Google has acknowledged that it made an error in not disclosing that one of its home alarm products contained a microphone.
Product specifications for the Nest Guard, available since 2017, had made no mention of the listening device.
But earlier this month, the firm said a software update would make Nest Guard voice-controlled.
On Twitter, concerned Nest owners were told the microphone "has not been used up to this point”.
Business Insider was first to report the development.
The Nest Guard is one component in the Nest Secure range of home security products. The system includes various sensors that can be monitored remotely by the user.
Nest Guard is an all-in-one alarm, keypad, and motion sensor but, despite being announced well over a year ago, the word “microphone” was only added to the product’s specification this month.
The change coincided with the announcement that it was now compatible with Google Assistant.
The Nest Guard acts as a way to arm and disarm the firm's home security alarm system by use of a code or tap of a key fob
In response to criticism, Google said on Tuesday: "The on-device microphone was never intended to be a secret and should have been listed in the tech specs. That was an error on our part.”
It added: “The microphone has never been on and is only activated when users specifically enable the option.
"Security systems often use microphones to provide features that rely on sound sensing. We included the mic on the device so that we can potentially offer additional features to our users in the future, such as the ability to detect broken glass.”
The firm's mea culpa has been accepted as genuine by many company watchers, but some say it still raises significant privacy concerns.
"This is the kind of thing that makes me paranoid of smart home devices," commented Nick Heer, who writes the Pixel Envy blog.
"If I owned one of these things and found out that the world's biggest advertising company hid a microphone in my home for a year, I'd be livid."
UK-based privacy campaign group Big Brother Watch added: "Many of our worries about smart home devices appear to be proving true... Google should be held to account for wrongly advertising this product."
Nest Guard went on sale in the US last year as part of Google's Secure alarm system.

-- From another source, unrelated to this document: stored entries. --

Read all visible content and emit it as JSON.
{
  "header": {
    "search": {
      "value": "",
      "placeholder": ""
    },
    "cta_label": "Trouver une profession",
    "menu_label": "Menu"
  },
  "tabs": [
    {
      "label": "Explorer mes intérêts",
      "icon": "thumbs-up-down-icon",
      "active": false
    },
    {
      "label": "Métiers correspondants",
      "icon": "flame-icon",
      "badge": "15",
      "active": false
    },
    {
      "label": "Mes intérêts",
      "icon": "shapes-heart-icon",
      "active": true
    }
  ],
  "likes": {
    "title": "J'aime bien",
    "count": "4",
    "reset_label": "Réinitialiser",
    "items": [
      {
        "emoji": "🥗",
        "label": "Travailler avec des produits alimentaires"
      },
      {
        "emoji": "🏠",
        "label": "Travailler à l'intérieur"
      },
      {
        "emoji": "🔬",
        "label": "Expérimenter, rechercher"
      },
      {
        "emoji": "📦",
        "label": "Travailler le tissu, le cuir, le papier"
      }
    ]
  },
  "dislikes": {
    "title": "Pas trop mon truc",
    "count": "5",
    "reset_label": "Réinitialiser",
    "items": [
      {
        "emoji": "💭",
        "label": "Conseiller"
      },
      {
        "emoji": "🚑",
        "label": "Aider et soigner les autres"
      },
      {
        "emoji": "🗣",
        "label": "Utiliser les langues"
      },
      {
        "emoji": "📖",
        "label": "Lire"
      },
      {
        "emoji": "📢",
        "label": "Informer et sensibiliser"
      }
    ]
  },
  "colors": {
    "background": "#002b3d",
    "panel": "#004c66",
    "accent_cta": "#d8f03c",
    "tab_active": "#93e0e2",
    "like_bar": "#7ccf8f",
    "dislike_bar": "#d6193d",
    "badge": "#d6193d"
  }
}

A European and Canadian release is also planned but has yet to occur.
Nest, a company known for its smart thermostat, was acquired by Google in February 2014, for a reported $3.2bn (£2.5bn).
The acknowledgment comes days after Singapore Airlines faced criticism for installing cameras into the backs of some of its planes' seats as part of a new in-flight entertainment system.
The company confirmed the cameras' existence on Sunday, but said they had been disabled and added that it had no plans to use them.